Recuerda, Señor, que tu ternura y tu misericordia son eternas; no te acuerdes de los pecados ni de las maldades de mi juventud; acuérdate de mí con misericordia, por tu bondad, Señor. R/.
El Señor es bueno y es recto, y enseña el camino a los pecadores; hace caminar a los humildes con rectitud, enseña su camino a los humildes. R/.

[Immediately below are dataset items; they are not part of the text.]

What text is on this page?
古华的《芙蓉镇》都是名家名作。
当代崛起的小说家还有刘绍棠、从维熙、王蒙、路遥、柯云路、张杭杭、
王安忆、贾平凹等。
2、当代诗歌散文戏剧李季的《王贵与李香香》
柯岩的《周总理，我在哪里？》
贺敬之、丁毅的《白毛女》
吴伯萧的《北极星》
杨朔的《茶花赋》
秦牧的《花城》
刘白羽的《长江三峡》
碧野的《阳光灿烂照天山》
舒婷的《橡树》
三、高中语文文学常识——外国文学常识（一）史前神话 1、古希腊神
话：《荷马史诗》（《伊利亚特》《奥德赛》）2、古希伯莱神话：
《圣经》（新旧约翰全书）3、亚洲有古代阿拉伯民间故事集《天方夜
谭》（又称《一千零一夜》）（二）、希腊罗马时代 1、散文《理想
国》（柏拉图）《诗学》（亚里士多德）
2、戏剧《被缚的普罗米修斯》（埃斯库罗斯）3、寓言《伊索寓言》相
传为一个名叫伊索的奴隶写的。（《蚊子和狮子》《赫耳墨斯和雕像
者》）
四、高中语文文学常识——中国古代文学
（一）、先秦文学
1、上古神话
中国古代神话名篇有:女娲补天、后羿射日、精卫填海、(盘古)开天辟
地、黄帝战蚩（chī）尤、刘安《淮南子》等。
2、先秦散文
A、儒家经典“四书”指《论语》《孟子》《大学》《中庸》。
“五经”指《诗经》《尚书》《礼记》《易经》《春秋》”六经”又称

Segunda Lectura: Fil 2, 1-11
Lectura de la Carta de San Pablo a los Filipenses
Hermanos: Si quieren darme el consuelo de Cristo y aliviarme con su amor, si nos une el mismo Espíritu y tienen entrañas compasivas, denme esta gran alegría: manténganse unánimes y concordes con un mismo amor y un mismo sentir. No obren por rivalidad ni por ostentación, déjense guiar por la humildad y considérense siempre superiores a los demás. No se encierren en sus intereses, sino busquen todos el interés de los demás.
Tengan entre ustedes los sentimientos propios de Cristo Jesús. Él, a pesar de su condición divina, no hizo alarde de su categoría de Dios; al contrario, se despojó de su rango y tomó la condición de esclavo, pasando por uno de tantos. Y así, actuando como un hombre cualquiera, se rebajó hasta someterse incluso a la muerte, y una muerte de cruz.
Por eso Dios lo levantó sobre todo y le concedió el Nombre-sobre-todo-nombre; de modo que al nombre de Jesús toda rodilla se doble en el cielo, en la tierra, en el abismo, y toda lengua proclame: Jesucristo es Señor, para gloria de Dios Padre.
Palabra de Dios
Evangelio: Mt 21, 28-32
Lectura del Santo Evangelio según San Mateo
En aquel tiempo, dijo Jesús a los sumos sacerdotes y a los ancianos del pueblo: «¿Qué les parece? Un hombre tenía dos hijos. Se acercó al primero y le dijo: "Hijo, ve hoy a trabajar en la viña". Él le contestó: "No quiero". Pero después recapacitó y fue.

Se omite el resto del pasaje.